Experts say shortfall in commodity will mean higher prices

Published: Sunday, March 7 2004 12:00 a.m. MST

Natural gas once was touted as the abundant, affordable energy source of the future.

Now there are escalating worries about a massive shortfall of the commodity, and that could lead to higher prices for the fuel that is used to heat most Utah homes and run some of the state's power plants.

Sounding the alarm is Andrew Weissman, founder and chairman of Energy Ventures Group LLC, based in Washington, D.C.

Weissman, a graduate of Harvard Law School who has focused his 26-year career on the energy industry, said natural gas-fired power plants are driving volatility, putting tremendous pressure on electricity prices.

Today natural gas is the fuel used for about 19 percent of U.S. electric power generation.

According to the U.S. Energy Information Administration, natural gas prices have more than doubled since the late 1990s, when prices averaged $2 to $3 per thousand cubic feet.
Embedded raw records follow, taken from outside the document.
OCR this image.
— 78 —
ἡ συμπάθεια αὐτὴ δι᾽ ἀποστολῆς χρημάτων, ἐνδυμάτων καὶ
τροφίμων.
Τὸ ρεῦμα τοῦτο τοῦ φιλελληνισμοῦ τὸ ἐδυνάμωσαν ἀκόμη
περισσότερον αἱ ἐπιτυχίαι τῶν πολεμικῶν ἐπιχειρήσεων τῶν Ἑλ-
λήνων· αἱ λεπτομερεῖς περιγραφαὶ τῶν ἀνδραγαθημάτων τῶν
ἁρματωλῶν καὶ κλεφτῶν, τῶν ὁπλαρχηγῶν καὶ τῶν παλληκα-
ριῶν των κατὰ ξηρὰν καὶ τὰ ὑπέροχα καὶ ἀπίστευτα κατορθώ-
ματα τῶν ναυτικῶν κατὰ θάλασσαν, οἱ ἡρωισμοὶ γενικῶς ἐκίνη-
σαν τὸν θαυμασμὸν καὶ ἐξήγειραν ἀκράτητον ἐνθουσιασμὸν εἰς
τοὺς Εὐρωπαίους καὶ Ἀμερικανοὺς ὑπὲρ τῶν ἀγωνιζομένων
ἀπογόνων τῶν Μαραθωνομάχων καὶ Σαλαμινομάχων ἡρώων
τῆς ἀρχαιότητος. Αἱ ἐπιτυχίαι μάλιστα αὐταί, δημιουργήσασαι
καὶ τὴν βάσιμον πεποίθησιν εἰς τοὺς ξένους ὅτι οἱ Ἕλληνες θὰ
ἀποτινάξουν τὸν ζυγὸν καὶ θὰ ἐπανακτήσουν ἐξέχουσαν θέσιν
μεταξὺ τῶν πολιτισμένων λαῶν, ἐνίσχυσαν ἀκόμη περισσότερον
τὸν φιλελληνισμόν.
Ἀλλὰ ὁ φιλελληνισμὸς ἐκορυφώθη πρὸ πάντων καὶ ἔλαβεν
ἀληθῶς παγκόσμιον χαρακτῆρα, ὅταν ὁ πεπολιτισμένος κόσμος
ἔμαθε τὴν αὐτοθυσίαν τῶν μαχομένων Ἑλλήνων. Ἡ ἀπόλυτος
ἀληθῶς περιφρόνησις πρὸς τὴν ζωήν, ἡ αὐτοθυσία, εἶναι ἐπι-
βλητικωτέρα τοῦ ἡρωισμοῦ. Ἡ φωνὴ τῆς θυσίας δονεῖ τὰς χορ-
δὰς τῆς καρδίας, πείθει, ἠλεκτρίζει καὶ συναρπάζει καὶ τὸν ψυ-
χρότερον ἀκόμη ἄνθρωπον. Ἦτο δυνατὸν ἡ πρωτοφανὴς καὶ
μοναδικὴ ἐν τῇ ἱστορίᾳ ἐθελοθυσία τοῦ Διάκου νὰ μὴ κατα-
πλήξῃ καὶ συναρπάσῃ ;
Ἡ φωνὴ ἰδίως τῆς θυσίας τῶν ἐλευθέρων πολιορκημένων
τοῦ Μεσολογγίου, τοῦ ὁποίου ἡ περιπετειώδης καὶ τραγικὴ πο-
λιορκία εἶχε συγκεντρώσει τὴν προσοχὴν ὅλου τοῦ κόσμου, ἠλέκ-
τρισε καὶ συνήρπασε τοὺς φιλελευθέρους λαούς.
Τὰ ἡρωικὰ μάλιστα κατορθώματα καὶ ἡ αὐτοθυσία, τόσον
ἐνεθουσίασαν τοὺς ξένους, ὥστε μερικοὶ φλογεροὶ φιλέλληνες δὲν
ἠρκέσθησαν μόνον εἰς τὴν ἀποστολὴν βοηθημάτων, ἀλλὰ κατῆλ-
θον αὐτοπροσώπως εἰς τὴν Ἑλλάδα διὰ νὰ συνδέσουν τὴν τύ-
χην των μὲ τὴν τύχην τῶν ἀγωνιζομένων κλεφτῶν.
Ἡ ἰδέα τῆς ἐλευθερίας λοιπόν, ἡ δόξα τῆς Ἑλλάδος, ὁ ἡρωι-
In the past three years prices have ranged between $4 and $6 per thousand cubic feet.

"I don't think those are short-term events," Weissman told a group of journalists last month at an energy seminar sponsored by the Knight Center for Specialized Journalism at the University of Maryland. "They're early warning signs of what is to come."

In fact, Weissman said the pending natural gas shortage will present the biggest challenge facing energy providers and the U.S. economy for most of the next decade.

As evidence, Weissman points to a September 2003 study by the National Petroleum Council, which concluded that North America is fast approaching a time in which it will no longer be self-reliant in meeting its natural gas needs.

"I think we are heading towards an enormous problem," Weissman said. "More often than not in the next decade we will have severe shortages."

The current emergency, Weissman contends, developed from two converging events.

In 1987, amendments to the federal Powerplant and Industrial Fuel Use Act removed restrictions on the use of natural gas in power generation. But as the federal government was setting the stage for a deregulated natural gas market, most major gas fields in the United States and Canada were rapidly aging.

According to the petroleum council report, natural gas demand grew by more than 40 percent between 1986 and 1997.